In the same vein, Patricia Chemor called on the region to maintain its global leadership on matters of population and development and said that, given the complexity of national challenges, joint and coordinated work is the only viable way to continue forging ahead on implementation of the Montevideo Consensus.

This document – adopted at the first meeting of the Conference, held in 2013 in Uruguay – is the region’s most important intergovernmental agreement on population and development.

Esteban Caballero, meanwhile, underscored that the 2030 Agenda and the Montevideo Consensus call for duly integrating the economic, social and environmental spheres.

“For such a mission, the important thing is to address the issue from a population perspective, asking the question: Who is being left behind in development processes?” he sustained.
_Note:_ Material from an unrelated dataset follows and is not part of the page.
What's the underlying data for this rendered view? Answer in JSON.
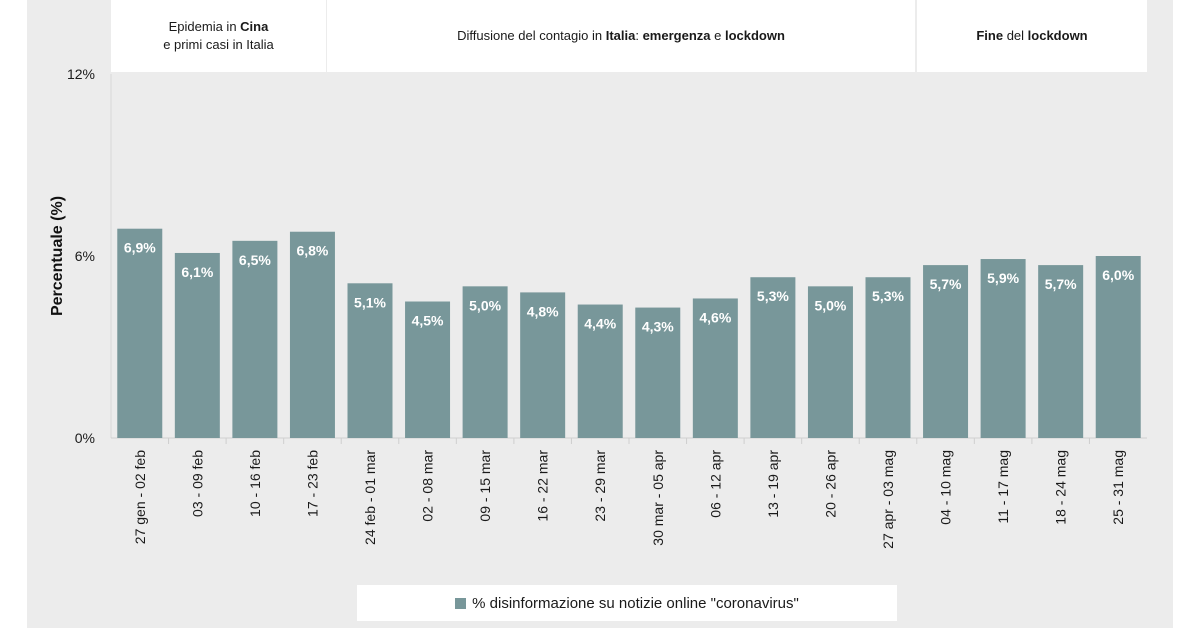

During the opening session, officials presented the Final Report of the Ad Hoc Working Group charged with preparing a proposal on the indicators for regional follow-up of the Montevideo Consensus.

The proposal by the ad hoc group, made up of experts from 17 countries in the region, is aimed at providing an indicator framework for drafting the regional report for follow-up of the Montevideo Consensus, supporting countries in the preparation of their national reports, and facilitating and promoting synergies and complementarity with other agendas, in particular with the 2030 Agenda for Sustainable Development.

The proposal includes a total of 140 indicators, 44 of them new, which address issues such as the population’s integration in sustainable development and the areas of childhood, adolescence and youth, aging, sexual and reproductive health, gender equality, internal and international migration, territorial inequality, and indigenous and Afro-descendant peoples.